Most of us with relapsing-remitting MS will be familiar with examining every tiny little symptom and asking, ‘is this a relapse or am I just being over-sensitive/paranoid?’. We live in constant fear and easily forget how, pre-MS, we got sick anyway and sometimes we felt under par or just generally a bit rubbish.
Post-MS, the situation shifts. A relapse is bad news. They can last for as little as a few days or for as long as several months and initially the symptoms can be confusing. I can quite honestly say, I have never analysed my health in so much ridiculously fine detail. I wake up every morning and lie there for a little while mentally scanning through my body. How do I feel? Anything odd? Ok, get out of bed. How’s my balance? Am I a bit more wibbly on my feet than usual? Standing in the shower, can I raise my hands ok?

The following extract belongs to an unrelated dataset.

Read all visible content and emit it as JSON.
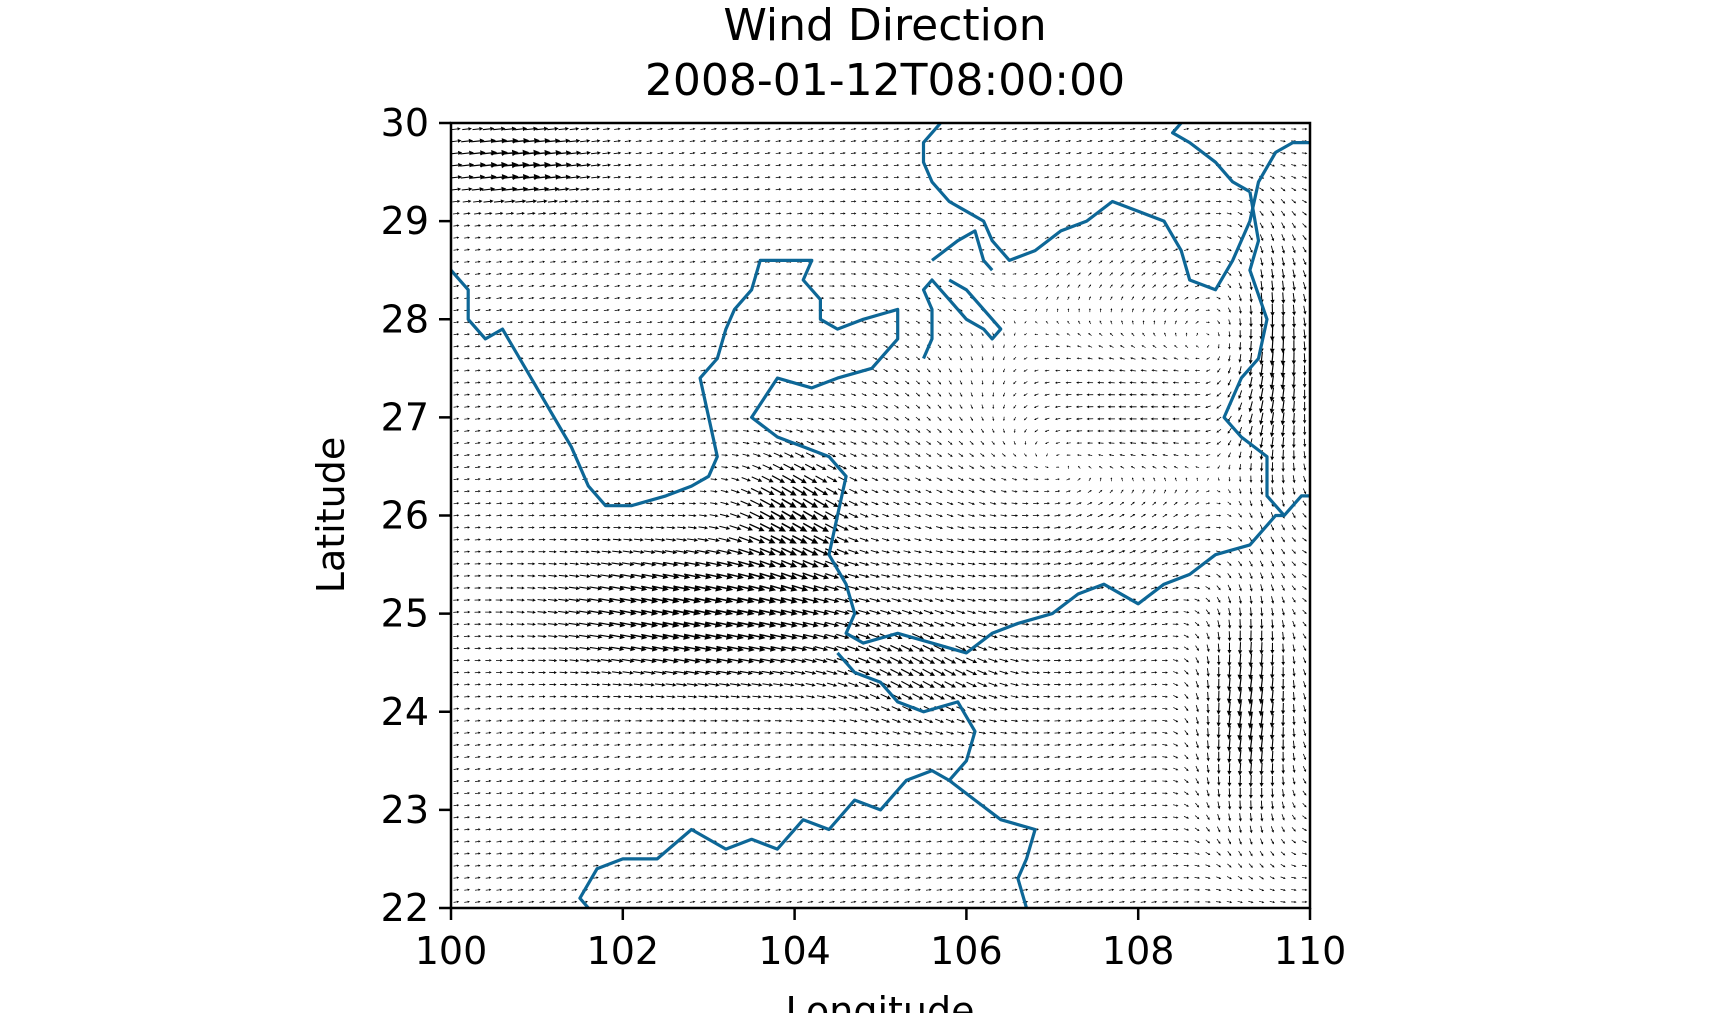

It is constant.
One day, I woke up from an afternoon nap in blind terror. My left hand was numb. I couldn’t move it at all and I began to panic – how would I change gears in the car, how could I go shopping with a dud hand? You can imagine how stupid I felt when I realised I had slept on it.
So I play a constant game of relapse hide and seek. If I pretend there’s nothing really wrong, well, there’s nothing really wrong, is there? I’ll just stay one step ahead of the game. MS is like a constant heat-seeking missile, on the prowl, stalking you all the time. Just for fun, you can also have a pseudo-relapse, a temporary flare up, commonly triggered by stress, heat or exertion.
I think this is what happened to me last week. I had a friend over for wine and a gossip, but I felt odd (before the bottle was opened….) – a spaced-out feeling I normally get at the start of a major relapse. I tried to shrug it off and laugh about it, but in the back of my mind, I was running away and hiding. Fast. Luckily, it came to nothing and I woke up fine the next day.
For now then, I am relapse-free and I hope to remain so for a good time yet. Until we meet again, Mr Relapse, go away and leave me in peace….
Know that wake up and analyse feeling
It’s awful, isn’t it! Long gone are the days when I just jumped out of bed…
Thank you for this post. Actually this entire blog. I can’t put it down. I feel less crazy and like someone “gets” me for the first time since my diagnosis. This blog has by far been thr best medicine.